Leadership Lessons from my Mother
Even though Mother's Day was officially celebrated yesterday, May 13, I feel compelled to share a little about my mom, Helen Stroud Ryan, and how her life experience has helped motivate me through the years. When I look back at my life while Mom was alive, I reflect on how many obstacles she overcame to be the person she became and I wish she was still with us today. Let me tell you more.
My mother grew up on a farm in Armington, Illinois. Her father and her mother both graduated from high school. My mom had one older brother, Jim, and one younger brother, John (Jack). Both of her brothers graduated from college and went on to highly successful careers, Jim as a teacher in Aledo, Illinois and Jack as a music teacher (and actor) in Colfax, Illinois. Amazingly, all three of them are now deceased, but we remain connected to both families, primarily Uncle Jack's family who relocated to the Nashville area.
My mother had an accident while growing up on the farm.
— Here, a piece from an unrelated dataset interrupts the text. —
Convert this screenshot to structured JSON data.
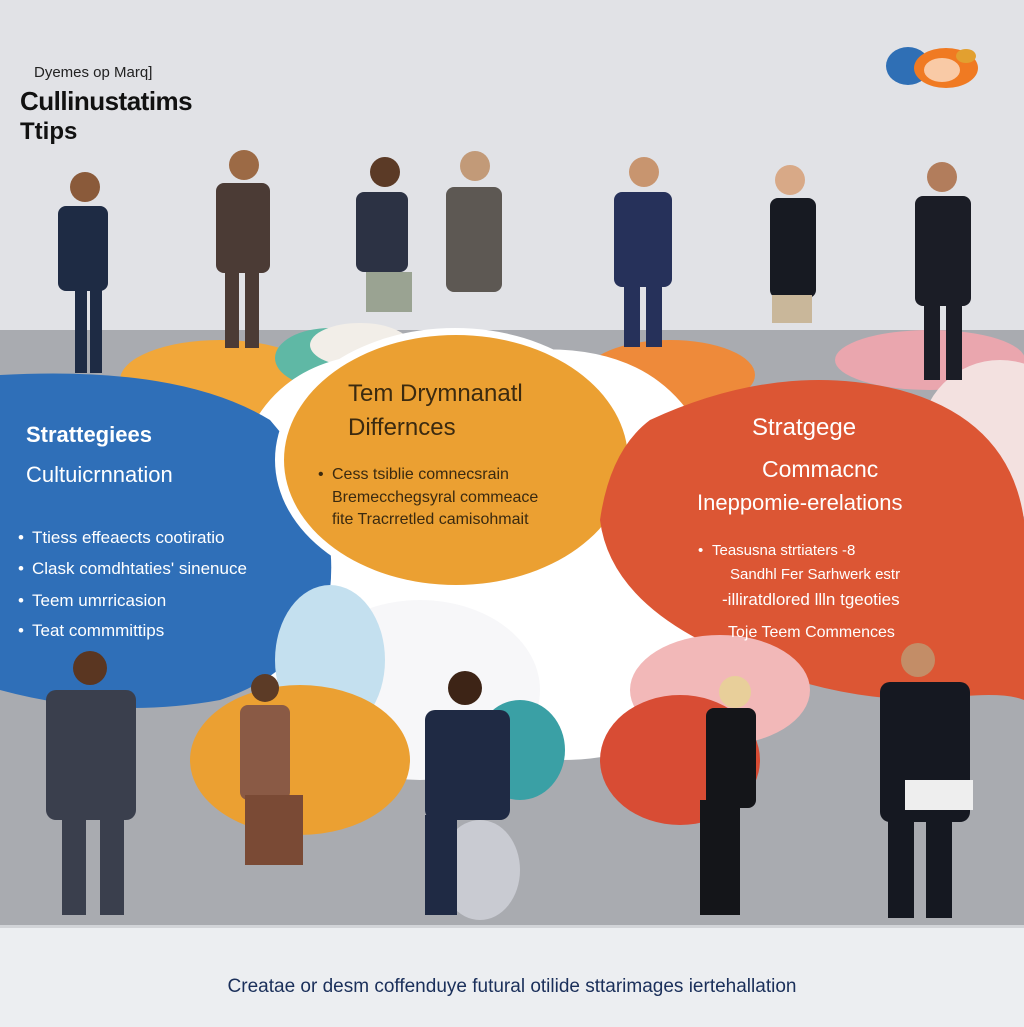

This accident severed all of the toes on one of her feet. As a result, she lived her entire life with a prosthectic device in her shoe. I think about how important toes are to keeping balance and I marvel at how Mom worked so many years on her feet as a surgical nurse, having gotten her RN from Deaconess Hospital in Lincoln, Illinois.
In an era where most women did not work outside the home, my mom worked grueling weeks with three boys to tame when she came home. As the youngest of the three, I admit I was the baby and probably was spoiled more than the others. She also dealt with my dad, a high-spirited individual who was a survivor of Iwo Jima in the USMC during World War 2. I'll write more about my dad in a future post.
Here are three things I learned from my mom that have helped make me the person I am today, and a better leader as a result of all three:
1. We all have obstacles to overcome in our lives. You can spend time complaining about your challenges or you can find ways to overcome them. My mom got her nursing certificate and also overcame a pretty challenging disability, one that most people never realized she had. Only immediate family members knew about her foot and she never called attention to this.
2. It is sometimes better to go about your work rather than being boastful in your accomplishments. People who knew my mother would say she was pretty reserved on most occasions. She did have her moments when she might lock horns with Dad, but for the most part she was the silent partner in a long marriage who did whatever it took to keep things moving along.
3. What we do says more about us than anything we can say. As I mentioned above, my mom was not overly talkative about her work. She would engage in conversation with anyone, but she was not an instigator. On the other hand, she was devoted to her family and did whatever it took to see her boys be successful.
Mom, thanks for all that you have done to make me who I am today. I regret that I didn't thank you often enough for all of this while you were here in this life, but I pray that we get a chance to catch up in the next life.
What have you learned from your Mother? Have you thanked her?